朱川湊人『花まんま』

花まんま

花まんま

文春では『都市伝説セピア』に続く短篇集。一言で言って、素晴らしい。早くも作風がいい方向に固まってきたように思う。昔の情景を織り交ぜながら、主に子どもの視点で描かれた作品ばかりで、「ノスタルジック・ホラー」ともいうべき雰囲気がある。30代〜40代にはかなり「くる」のではないだろうか。文章力も安定しており、既に風格さえ感じさせる。もう直木賞も時間の問題では。以下ミニコメ。
「トカビの夜」:近所に住む朝鮮人一家の兄弟の弟が死んだ。その後、その子の幽霊が見えるという話が相次いで……最初の短編からして、もう哀しい。周囲の家の窓に×××××が飾られる場面には泣きそうになった。関係ないけど「パルナス」の歌、全部歌えますか?
「妖精生物」:楽しみにしていた少女雑誌を買うお金を使ってまで買った、クラゲのような謎の「妖精生物」……この短編のみ、グロいシーンがある。そしてそれ以上に怖い「最後の一行」が効いている。
「摩訶不思議」:おっちゃんが死んだとき、愛人だったカオルさんから「棺桶に入れて」と頼まれていたチリ紙の包み。
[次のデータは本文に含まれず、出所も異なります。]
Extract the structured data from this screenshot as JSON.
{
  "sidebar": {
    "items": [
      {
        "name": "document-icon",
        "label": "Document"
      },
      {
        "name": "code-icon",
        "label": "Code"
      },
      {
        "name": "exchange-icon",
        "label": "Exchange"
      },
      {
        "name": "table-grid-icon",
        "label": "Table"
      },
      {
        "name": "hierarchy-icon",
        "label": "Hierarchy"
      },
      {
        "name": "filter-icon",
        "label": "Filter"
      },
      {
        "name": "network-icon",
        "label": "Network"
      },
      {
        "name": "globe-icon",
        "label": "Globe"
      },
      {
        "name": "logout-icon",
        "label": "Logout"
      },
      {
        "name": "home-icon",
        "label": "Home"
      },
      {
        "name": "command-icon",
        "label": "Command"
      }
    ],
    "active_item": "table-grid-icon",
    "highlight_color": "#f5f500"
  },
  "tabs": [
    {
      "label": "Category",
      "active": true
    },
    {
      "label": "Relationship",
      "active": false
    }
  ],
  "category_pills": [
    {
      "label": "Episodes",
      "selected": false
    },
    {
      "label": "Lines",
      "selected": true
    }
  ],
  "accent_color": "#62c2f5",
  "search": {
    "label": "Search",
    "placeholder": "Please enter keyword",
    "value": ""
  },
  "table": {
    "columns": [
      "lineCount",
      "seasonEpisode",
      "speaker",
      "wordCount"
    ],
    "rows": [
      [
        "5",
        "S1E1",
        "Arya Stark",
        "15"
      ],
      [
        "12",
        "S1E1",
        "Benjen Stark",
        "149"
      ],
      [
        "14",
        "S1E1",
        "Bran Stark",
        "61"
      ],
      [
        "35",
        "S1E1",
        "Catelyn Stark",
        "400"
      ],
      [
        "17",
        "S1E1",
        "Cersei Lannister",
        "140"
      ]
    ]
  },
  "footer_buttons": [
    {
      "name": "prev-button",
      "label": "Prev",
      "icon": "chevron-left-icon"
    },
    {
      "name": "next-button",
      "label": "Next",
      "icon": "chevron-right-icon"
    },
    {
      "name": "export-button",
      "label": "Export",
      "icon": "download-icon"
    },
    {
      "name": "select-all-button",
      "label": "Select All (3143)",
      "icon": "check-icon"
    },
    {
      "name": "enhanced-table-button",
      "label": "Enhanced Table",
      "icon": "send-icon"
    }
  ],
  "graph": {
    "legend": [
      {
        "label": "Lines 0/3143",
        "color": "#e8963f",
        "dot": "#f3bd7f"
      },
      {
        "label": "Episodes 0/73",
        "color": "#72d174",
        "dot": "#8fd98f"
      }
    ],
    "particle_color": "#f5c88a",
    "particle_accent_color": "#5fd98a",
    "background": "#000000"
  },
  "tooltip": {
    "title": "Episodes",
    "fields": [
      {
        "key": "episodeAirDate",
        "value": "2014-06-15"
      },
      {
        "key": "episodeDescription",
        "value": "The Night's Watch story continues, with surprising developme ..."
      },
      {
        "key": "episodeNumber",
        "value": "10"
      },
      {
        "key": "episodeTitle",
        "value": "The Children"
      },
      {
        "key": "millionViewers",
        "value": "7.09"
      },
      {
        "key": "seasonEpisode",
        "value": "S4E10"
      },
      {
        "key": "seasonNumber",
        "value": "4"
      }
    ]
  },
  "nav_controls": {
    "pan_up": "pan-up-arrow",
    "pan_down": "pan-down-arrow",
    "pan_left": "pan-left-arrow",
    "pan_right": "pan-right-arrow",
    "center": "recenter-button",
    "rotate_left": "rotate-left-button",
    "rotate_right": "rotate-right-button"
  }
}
その中にあったのは……ちょっとご都合主義的だが、楽しい話だ。落語の世界にありそう。
「花まんま」:妹のフミ子が生まれたのは、俺が3歳の時だ。お父ちゃんと一緒にバンザイ! って叫んだ。お父ちゃんはその二年後に交通事故で死んでしまった。フミ子はその後、何かが変わり始めた。見たこともないはずの「彦根」という字を書いたり、「繁田喜代美」と何度も書いたり。自分は彦根に住んでいた繁田喜代美の生まれ変わりなのだ、とフミ子は言った……本作のベスト。どころか、今のところ今年読んだベスト短編だと言い切れる。「生まれ変わり」というありがちなテーマだが、クライマックスにおける「人情」と「人情」のぶつかり合いに感動した。どっちに転んだのかは、実際に読んで確認して欲しい。そして綺麗な締め方に満足。
「送りん婆」:おばさんにはある特殊能力があった。私はその「手伝い」をさせられることになり……死の間際にある人を、きちんと「あの世」に送る職業「オクリンバァ」の話。「DEATH NOTE」みたい。おばさんの最後の台詞が笑える。
「凍蝶」:かつて兄から聞かされた「鉄橋人間」の話。人を轢いた列車がそのまま走ると、鉄橋でその轢いた肉片を落とす。その肉片が夜な夜な集まって人間となるのだ。だがそれは鉄橋でしか生活できない。孤独なのだ。まるで私のようだ……私の実体験にも一部重なる部分があって、胸が詰まった。後半はやや綺麗に書かれ過ぎているか。